I recall that rawhide isn't good?


----------



## ann schnerre (Aug 24, 2006)

i just give 'em either a kong w/peanut butter in it, or a beef shank bone. the only time they get either is when they "kennel up", there-by teaching them that good things come at "kennel up", and keeping them occupied while they are. 

works good for me...


----------



## Ted White (May 2, 2006)

very good point about the "kennel up"


----------



## Maren Bell Jones (Jun 7, 2006)

At the meat lab at the university, sometimes they will give me whole raw femur bones (the ones that normally cost like $10-15 smoked at a pet store) for free fresh off the cow.
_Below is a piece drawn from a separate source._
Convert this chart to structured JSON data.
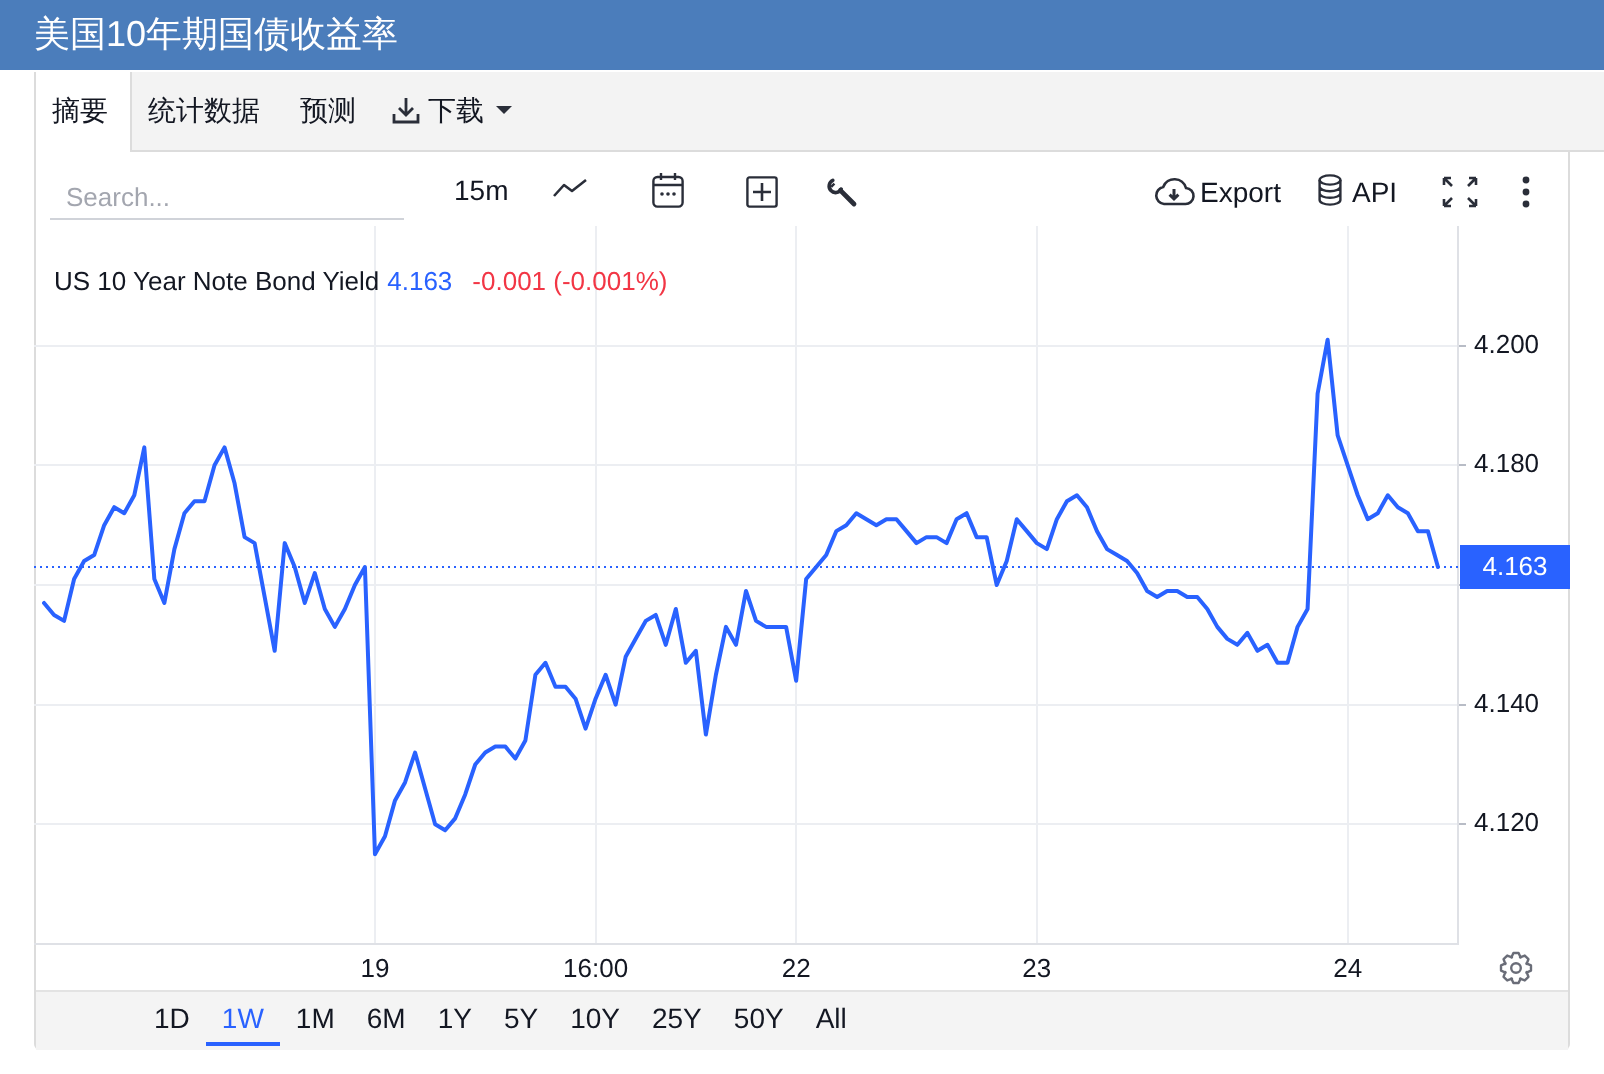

I freeze them, let the pup attack it until it's room temp and refreeze a few times. Knuckle bones and soup bones are also excellent. They particularly seem to like lamb neck slices. Frozen Kongs are good, but I find they prefer the frozen recreational bones even more.


----------



## susan tuck (Mar 28, 2006)

I feed whole lamb necks as RMBs not recreationals.


----------



## Ted White (May 2, 2006)

Maren,

They enjoy cold bones? Or is there some other reason they're frozen?


----------



## Mike Schoonbrood (Mar 27, 2006)

I used to know people that froze carrots for teething pups, the cold helped sooth their pain.


----------



## ann schnerre (Aug 24, 2006)

you still know one, mike. i used frozen carrots (and frozen bones) for brix when he was teething-worked pretty good, and cheap


----------



## susan tuck (Mar 28, 2006)

frozen bones are dog popsicles


----------



## Ted White (May 2, 2006)

Aha! so frozen is just more enjoyable, maybe. Unless it's cold outside...


----------



## ann schnerre (Aug 24, 2006)

even if it IS cold outside--they have to work harder at it. i guess it would really work well if it was cold out, AND the dog was out in it. but mine are spoiled, they get to work on them frozen and while they're thawing out, cause they're in the house (both dog and bone ).


----------



## Ted White (May 2, 2006)

Oh, so they last longer. Got it. Good idea


----------



## Maren Bell Jones (Jun 7, 2006)

susan tuck said:


> I feed whole lamb necks as RMBs not recreationals.


Eh, same diff. I like them because they freeze in nice easy shape, so they are super convenient to just throw in the crate as a be back in a couple hours kind of thing rather than just as a formal meal sort of thing. 

Ted, yes, the frozen ones last longer and they really seem to get a big kick out of them. My pup has now lost all his baby teeth, but still loves that frozen femur bone.


----------



## Amanda Layne (Aug 9, 2006)

My dogs get frozen meat and bones too. They seem to enjoy it. Even frozen cornish game hens. It makes them work harder for it, and not scarf it down as fast.


----------